Du passé ne faisons pas table rase !

En d’autres temps, des gouvernements de droite ont mené des politiques antisociales, antisyndicales et anti- immigrés encore plus violentes ; on peut en juger par ces quelques exemples :

  • Entre 1947 et 1953 : plus de 200 demandes de levées d’immunité parlementaire, plus de 800 procédures de licenciements et des manifestations ouvrières violemment réprimées, avec des morts.
  • En 1953 : massacre de manifestants Algériens le 14 juillet place de la Nation (7 morts), suivi de l’interdiction à Paris des manifestations du 14 juillet et du 1er mai jusqu’en 1968.
  • En 1961 : massacre de plus de 200 Algériens et 12000 arrestations.
  • En 1962 : massacre de 9 militantes et militants CGT anti OAS au métro Charonne (9 morts)
  • En 1968 : répression très forte et un jeune ouvrier, Pierre Overnay, tué par un vigile, ainsi qu’un lycéen, Gilles Tautin, noyé suite à une charge policière.
  • En 1986 : mort d’un étudiant, Malik Oussekine, tué lors d’une charge des « voltigeurs ».

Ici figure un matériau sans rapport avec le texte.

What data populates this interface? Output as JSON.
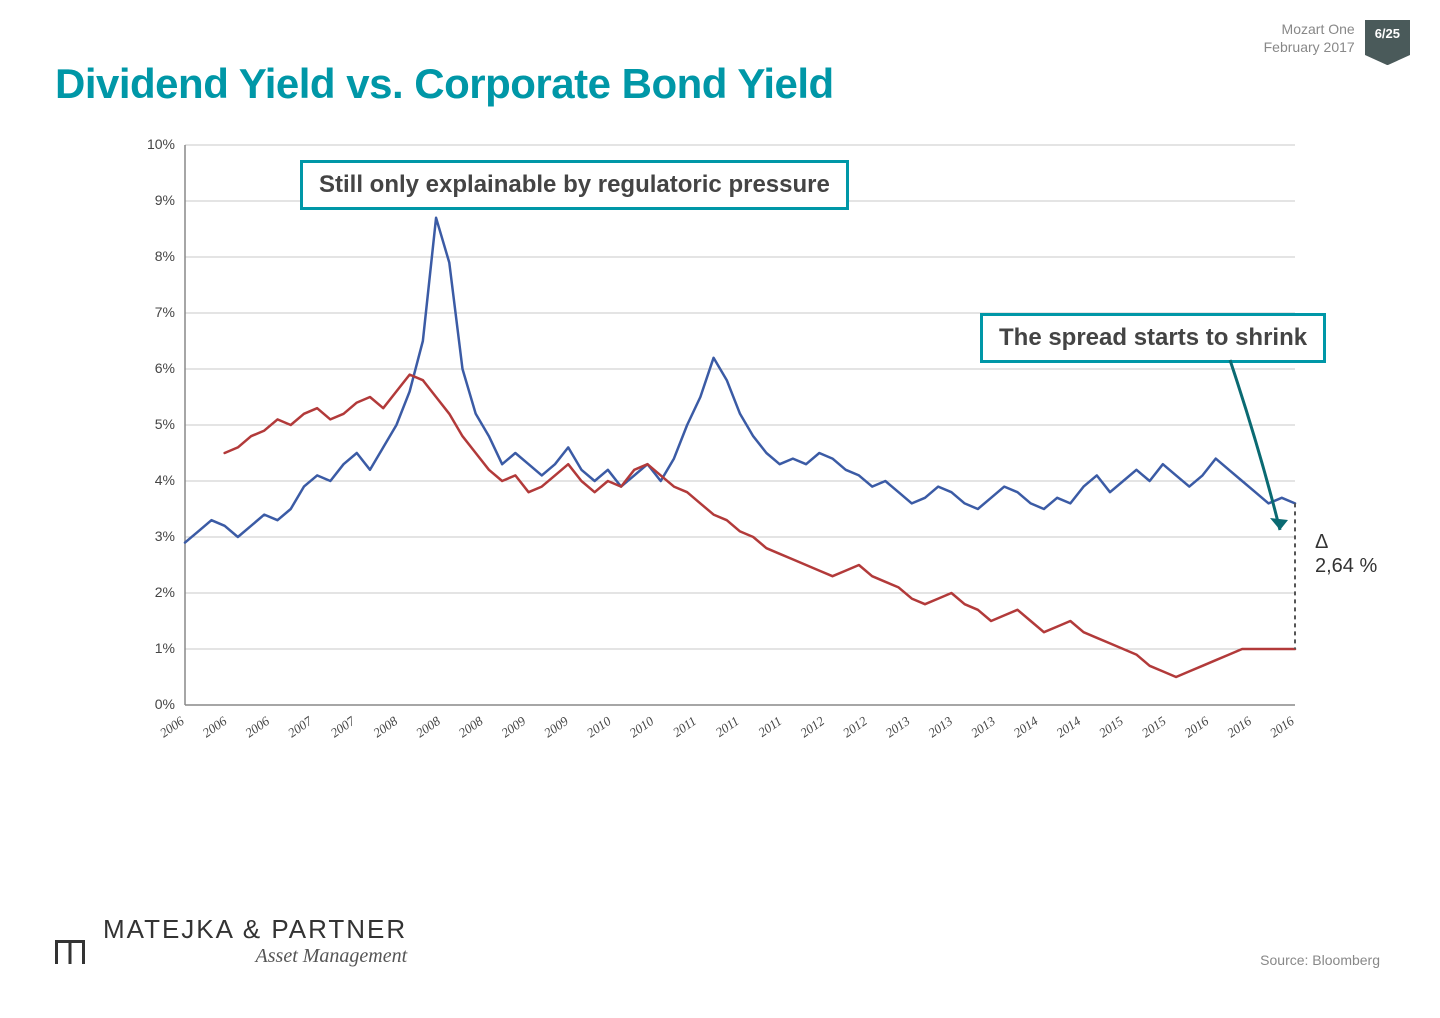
{
  "header": {
    "doc_name": "Mozart One",
    "date": "February 2017",
    "page": "6/25"
  },
  "title": "Dividend Yield vs. Corporate Bond Yield",
  "annotations": {
    "box1": {
      "text": "Still only explainable by regulatoric pressure",
      "fontsize": 24
    },
    "box2": {
      "text": "The spread starts to shrink",
      "fontsize": 24
    },
    "delta": {
      "symbol": "Δ",
      "value": "2,64 %",
      "fontsize": 20
    }
  },
  "chart": {
    "type": "line",
    "background_color": "#ffffff",
    "axis_color": "#888888",
    "grid_color": "#c8c8c8",
    "y": {
      "min": 0,
      "max": 10,
      "step": 1,
      "suffix": "%",
      "label_fontsize": 14,
      "label_color": "#444"
    },
    "x": {
      "labels": [
        "2006",
        "2006",
        "2006",
        "2007",
        "2007",
        "2008",
        "2008",
        "2008",
        "2009",
        "2009",
        "2010",
        "2010",
        "2011",
        "2011",
        "2011",
        "2012",
        "2012",
        "2013",
        "2013",
        "2013",
        "2014",
        "2014",
        "2015",
        "2015",
        "2016",
        "2016",
        "2016"
      ],
      "label_fontsize": 13,
      "label_color": "#444",
      "label_rotation": -35
    },
    "series": [
      {
        "name": "dividend_yield",
        "color": "#3b5ba5",
        "line_width": 2.5,
        "data": [
          2.9,
          3.1,
          3.3,
          3.2,
          3.0,
          3.2,
          3.4,
          3.3,
          3.5,
          3.9,
          4.1,
          4.0,
          4.3,
          4.5,
          4.2,
          4.6,
          5.0,
          5.6,
          6.5,
          8.7,
          7.9,
          6.0,
          5.2,
          4.8,
          4.3,
          4.5,
          4.3,
          4.1,
          4.3,
          4.6,
          4.2,
          4.0,
          4.2,
          3.9,
          4.1,
          4.3,
          4.0,
          4.4,
          5.0,
          5.5,
          6.2,
          5.8,
          5.2,
          4.8,
          4.5,
          4.3,
          4.4,
          4.3,
          4.5,
          4.4,
          4.2,
          4.1,
          3.9,
          4.0,
          3.8,
          3.6,
          3.7,
          3.9,
          3.8,
          3.6,
          3.5,
          3.7,
          3.9,
          3.8,
          3.6,
          3.5,
          3.7,
          3.6,
          3.9,
          4.1,
          3.8,
          4.0,
          4.2,
          4.0,
          4.3,
          4.1,
          3.9,
          4.1,
          4.4,
          4.2,
          4.0,
          3.8,
          3.6,
          3.7,
          3.6
        ]
      },
      {
        "name": "corporate_bond_yield",
        "color": "#b23a3a",
        "line_width": 2.5,
        "data": [
          null,
          null,
          null,
          4.5,
          4.6,
          4.8,
          4.9,
          5.1,
          5.0,
          5.2,
          5.3,
          5.1,
          5.2,
          5.4,
          5.5,
          5.3,
          5.6,
          5.9,
          5.8,
          5.5,
          5.2,
          4.8,
          4.5,
          4.2,
          4.0,
          4.1,
          3.8,
          3.9,
          4.1,
          4.3,
          4.0,
          3.8,
          4.0,
          3.9,
          4.2,
          4.3,
          4.1,
          3.9,
          3.8,
          3.6,
          3.4,
          3.3,
          3.1,
          3.0,
          2.8,
          2.7,
          2.6,
          2.5,
          2.4,
          2.3,
          2.4,
          2.5,
          2.3,
          2.2,
          2.1,
          1.9,
          1.8,
          1.9,
          2.0,
          1.8,
          1.7,
          1.5,
          1.6,
          1.7,
          1.5,
          1.3,
          1.4,
          1.5,
          1.3,
          1.2,
          1.1,
          1.0,
          0.9,
          0.7,
          0.6,
          0.5,
          0.6,
          0.7,
          0.8,
          0.9,
          1.0,
          1.0,
          1.0,
          1.0,
          1.0
        ]
      }
    ],
    "end_bracket": {
      "top_value": 3.6,
      "bottom_value": 1.0,
      "color": "#555555",
      "dash": "4,4"
    }
  },
  "footer": {
    "company": "MATEJKA & PARTNER",
    "tagline": "Asset Management",
    "source": "Source: Bloomberg"
  },
  "colors": {
    "accent": "#0097a7",
    "text_muted": "#888888"
  }
}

Les gouvernements répressifs de droite de cette époque (IVème et Vème Républiques) ne se sont pas pour autant transformés en nouveaux fascistes. Mais la grande différence avec la situation actuelle, c’est que, dans ces années-là, l’extrême droite n’avait pas encore totalement relevé la tête et n’avait pas pu profiter pleinement de la situation. Depuis, l’extrême droite FN/RN s’est enracinée dans la brèche de nos défaites et des désespoirs qu’elles suscitent. Elle se nourrit du chaos social engendré par la politique de la droite macroniste et de ses discours de plus en plus stigmatisant.

Celles et ceux qui disent que Macron « déroule le tapis rouge » à Le Pen ont raison. Mais pour autant cela ne fait pas de Macron un fasciste lui-même : celui qui déroule le tapis doit être combattu de toutes nos forces, mais celui (Bardella) ou celle (Le Pen) qui pourrait le piétiner en 2027 ou peut-être avant, c’est une autre paire de manche ! Ce ne sont que des ennemis mortels pour notre camp face à qui nous nous trouverions.

Qu’est-ce que ça changerait ?

Y compris dans notre camp certaines et certains se demandent ce que l’arrivée du RN au pouvoir changerait, d’autres disent « on ne les a pas encore essayés » ou « au moins ce sera clair », ou encore « si l’extrême droite arrive au pouvoir ce sera la révolution ». Nous répondons à cela : rien ne serait plus clair, tout serait plus sombre et plus dur encore pour toutes et tous les exploité·es et opprimé·es !

Certains pensent qu’il n’y a pas de différence de nature entre Macron et le FN/RN, mais une différence de degré. En réalité, il y a une différence de culture politique, qui se concrétise par une différence de seuils, comme on l’observe dans d’autres pays avec une extrême droite au pouvoir (Italie, Hongrie, Argentine…).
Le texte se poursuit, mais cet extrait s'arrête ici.